The biking organization is now assessing options for helping pay for the Saugatuck Township section immediately north of North Street, despite the fact that the South Haven-based group does not have the money or state and federal grants in its coffers to pay for bike trail construction costs all along the planned route as once promised.
In terms of the proposed pathway through the City of Saugatuck, officials there cite costs, safety concerns, lack of a sufficient emergency vehicle pathway, lack of planning by Saugatuck Township and Douglas, and other city priorities for its decision in not approving the bike path through its jurisdiction to date.
Douglas officials recently blamed their Saugatuck counterparts for having lost the surety of a $427,000 federal grant previously on the table as part of Douglas’ portion of the Blue Star Trail.
MDOT administers and allocates the TAP funds, federal dollars meant for specific activity that enhances intermodal modes of transportation and encourages safe alternative options.

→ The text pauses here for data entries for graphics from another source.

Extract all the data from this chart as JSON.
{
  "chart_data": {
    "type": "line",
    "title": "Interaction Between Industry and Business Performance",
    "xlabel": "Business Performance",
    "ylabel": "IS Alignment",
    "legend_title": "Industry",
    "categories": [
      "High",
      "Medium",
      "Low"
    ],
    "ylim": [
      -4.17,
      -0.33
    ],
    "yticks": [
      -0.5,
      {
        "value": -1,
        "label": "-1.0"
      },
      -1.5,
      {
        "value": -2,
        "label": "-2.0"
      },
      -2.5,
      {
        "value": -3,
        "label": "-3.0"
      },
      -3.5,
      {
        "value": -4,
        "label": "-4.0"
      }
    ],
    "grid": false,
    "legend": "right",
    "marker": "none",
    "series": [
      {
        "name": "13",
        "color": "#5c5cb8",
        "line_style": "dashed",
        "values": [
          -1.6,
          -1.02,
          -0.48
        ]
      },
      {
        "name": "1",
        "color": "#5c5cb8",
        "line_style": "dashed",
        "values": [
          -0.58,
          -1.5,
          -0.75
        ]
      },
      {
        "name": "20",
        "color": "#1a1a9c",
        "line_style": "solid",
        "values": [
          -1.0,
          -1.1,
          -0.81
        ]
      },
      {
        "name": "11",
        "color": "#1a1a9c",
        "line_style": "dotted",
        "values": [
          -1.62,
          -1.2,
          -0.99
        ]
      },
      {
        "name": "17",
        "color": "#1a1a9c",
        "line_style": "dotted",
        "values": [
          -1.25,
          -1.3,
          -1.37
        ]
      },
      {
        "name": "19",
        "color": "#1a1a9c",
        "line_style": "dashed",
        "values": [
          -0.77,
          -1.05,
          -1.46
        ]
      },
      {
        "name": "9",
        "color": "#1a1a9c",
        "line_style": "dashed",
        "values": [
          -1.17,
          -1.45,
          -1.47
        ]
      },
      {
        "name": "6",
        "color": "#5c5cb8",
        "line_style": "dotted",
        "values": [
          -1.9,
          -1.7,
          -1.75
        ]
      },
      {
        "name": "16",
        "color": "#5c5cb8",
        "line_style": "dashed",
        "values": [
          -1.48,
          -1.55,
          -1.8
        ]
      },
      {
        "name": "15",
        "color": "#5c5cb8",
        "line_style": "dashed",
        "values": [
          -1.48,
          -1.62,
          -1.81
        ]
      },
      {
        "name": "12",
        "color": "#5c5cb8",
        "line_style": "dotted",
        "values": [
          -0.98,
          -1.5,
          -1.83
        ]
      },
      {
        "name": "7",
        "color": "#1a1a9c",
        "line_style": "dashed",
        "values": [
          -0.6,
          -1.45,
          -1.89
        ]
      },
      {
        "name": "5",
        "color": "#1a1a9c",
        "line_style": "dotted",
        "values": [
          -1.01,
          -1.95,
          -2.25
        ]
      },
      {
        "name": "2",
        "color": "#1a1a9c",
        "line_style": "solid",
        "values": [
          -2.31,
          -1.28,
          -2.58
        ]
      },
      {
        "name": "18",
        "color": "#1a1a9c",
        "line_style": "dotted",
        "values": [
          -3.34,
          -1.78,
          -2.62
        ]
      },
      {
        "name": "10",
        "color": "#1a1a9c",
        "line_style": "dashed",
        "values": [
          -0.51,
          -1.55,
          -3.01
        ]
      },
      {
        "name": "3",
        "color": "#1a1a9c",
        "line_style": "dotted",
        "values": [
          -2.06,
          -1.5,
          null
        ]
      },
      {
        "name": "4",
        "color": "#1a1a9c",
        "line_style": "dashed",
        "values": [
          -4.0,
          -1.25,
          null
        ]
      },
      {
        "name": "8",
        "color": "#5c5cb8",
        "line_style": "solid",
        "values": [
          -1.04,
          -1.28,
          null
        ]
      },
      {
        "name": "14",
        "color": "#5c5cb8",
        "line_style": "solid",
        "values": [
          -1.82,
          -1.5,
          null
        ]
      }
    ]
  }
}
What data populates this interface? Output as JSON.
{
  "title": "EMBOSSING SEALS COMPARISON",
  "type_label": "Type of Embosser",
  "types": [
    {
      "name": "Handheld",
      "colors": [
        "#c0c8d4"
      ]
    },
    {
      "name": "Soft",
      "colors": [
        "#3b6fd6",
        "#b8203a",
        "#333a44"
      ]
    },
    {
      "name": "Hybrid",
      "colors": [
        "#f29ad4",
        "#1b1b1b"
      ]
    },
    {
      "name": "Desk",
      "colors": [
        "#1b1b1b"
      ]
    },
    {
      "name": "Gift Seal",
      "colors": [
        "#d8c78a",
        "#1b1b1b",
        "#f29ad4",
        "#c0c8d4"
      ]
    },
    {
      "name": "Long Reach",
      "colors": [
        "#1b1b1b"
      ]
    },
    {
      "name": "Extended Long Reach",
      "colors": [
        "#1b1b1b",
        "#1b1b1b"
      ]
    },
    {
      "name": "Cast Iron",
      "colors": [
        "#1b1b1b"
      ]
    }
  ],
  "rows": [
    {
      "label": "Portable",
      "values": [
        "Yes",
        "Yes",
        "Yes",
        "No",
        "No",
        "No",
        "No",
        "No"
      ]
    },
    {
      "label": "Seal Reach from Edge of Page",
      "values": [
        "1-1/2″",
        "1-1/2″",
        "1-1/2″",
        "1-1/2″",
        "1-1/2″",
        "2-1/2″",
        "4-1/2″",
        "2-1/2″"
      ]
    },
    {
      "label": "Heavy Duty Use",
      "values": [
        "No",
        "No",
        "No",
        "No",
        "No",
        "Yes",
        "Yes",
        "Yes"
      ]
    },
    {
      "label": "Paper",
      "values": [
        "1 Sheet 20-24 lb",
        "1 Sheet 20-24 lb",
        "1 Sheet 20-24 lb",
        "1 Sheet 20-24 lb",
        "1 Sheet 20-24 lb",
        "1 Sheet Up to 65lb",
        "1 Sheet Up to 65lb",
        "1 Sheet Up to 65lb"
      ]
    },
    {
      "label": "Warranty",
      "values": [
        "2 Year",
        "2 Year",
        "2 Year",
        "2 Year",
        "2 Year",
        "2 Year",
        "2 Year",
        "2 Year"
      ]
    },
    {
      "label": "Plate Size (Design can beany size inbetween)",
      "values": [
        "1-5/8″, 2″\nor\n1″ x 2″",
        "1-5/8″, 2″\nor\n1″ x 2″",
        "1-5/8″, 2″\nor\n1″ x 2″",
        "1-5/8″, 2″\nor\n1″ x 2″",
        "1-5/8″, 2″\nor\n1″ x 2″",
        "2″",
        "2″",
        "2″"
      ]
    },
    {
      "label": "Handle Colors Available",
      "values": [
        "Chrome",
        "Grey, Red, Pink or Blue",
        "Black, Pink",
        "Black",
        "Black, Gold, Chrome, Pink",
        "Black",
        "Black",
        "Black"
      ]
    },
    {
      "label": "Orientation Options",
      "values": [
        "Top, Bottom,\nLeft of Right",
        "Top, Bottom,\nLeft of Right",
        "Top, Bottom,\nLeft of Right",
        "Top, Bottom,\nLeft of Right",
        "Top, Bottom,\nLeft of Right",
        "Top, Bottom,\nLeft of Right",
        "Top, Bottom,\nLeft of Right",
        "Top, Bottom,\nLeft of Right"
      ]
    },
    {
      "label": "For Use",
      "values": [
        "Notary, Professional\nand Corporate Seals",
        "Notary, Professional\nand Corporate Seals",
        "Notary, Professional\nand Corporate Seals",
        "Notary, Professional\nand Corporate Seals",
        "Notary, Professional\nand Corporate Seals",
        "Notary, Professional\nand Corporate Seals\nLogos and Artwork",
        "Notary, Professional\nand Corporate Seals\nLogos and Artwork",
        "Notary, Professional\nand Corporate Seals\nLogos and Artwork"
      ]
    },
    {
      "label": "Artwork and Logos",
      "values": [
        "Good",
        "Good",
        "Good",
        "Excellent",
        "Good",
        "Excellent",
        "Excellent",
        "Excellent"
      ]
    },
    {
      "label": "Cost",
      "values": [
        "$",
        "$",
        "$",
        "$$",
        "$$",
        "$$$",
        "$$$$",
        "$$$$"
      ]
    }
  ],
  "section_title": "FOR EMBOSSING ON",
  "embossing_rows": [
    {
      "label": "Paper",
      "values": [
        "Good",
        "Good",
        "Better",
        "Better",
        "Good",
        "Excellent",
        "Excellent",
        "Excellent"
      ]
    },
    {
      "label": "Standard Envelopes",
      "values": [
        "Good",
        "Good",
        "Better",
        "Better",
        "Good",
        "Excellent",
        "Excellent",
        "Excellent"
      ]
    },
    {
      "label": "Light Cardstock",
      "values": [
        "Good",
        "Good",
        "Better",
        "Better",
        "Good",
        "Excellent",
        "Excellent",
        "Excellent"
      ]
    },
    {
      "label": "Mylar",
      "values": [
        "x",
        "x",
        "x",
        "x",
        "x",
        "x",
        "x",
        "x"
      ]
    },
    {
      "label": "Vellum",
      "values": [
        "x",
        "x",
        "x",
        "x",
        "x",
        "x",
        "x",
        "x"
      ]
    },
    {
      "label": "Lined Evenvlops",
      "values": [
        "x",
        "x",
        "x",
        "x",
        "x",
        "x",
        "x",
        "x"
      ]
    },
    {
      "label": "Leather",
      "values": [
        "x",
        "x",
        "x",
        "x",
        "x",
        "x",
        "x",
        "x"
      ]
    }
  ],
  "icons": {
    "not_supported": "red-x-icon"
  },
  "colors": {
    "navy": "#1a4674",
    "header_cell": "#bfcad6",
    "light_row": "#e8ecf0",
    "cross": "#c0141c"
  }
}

The news from the state officials caused one township official to voice his concerns.
“My first reaction is that I don’t want to put financial obligations on a future township board,” said Saugatuck Township Trustee Roy McIIwaine.
A township decision could hinge on the question, as asked by Saugatuck Township Manager Aaron Sheridan, “Are there high odds on getting a grant in the future?”
It is a matter that needs further exploration, the board said.
The Friends group submitted the TAP application in May as well as a Michigan Department of Natural Resources Trust Fund application in April on behalf of the township.
The latter is meant to help with the locally required match of $100,000.
“We are working closely with MDOT staff and believe we have a strong chance of getting approval. The big IF is our ability to provide the required community match of $100,000,” states the Friends’ website.
In another stunning revelation, it has been revealed that several months ago Saugatuck Township Manager Sheridan also shared with the biking group officials and other governmental leaders that the township could seek a millage from township taxpayers to pay for the projected maintenance/rehab costs of the township’s asphalt-and-wooden bridge bike path structure that engineers have estimated could locally run into hundreds of thousands of dollars.
Sheridan made that statement even though Saugatuck Township residents have never been asked whether they want a bike path or would agree to pay for the bike path’s future maintenance costs.
Several government officials confirmed Sheridan’s statements made during a meeting of the bike group and area municipal leaders.
“That’s exactly what he (Sheridan) said,” confirmed Saugatuck City Manager Kirk Harrier, who is also a township resident.
“I was there and heard it…and I was stunned,” said Harrier.
“He (Sheridan) was talking about it (a millage) being a way they could fund future maintenance costs.
“I would think Saugatuck Township residents would have wanted to know that might be part of the township’s plans to pay for those costs prior to the township just starting to build it.
“Township residents need to be aware they could be paying a lot more in taxes just to maintain that bike trail.
“At the very least they should have been informed about all the potential costs to them regarding this project…and they haven’t been.”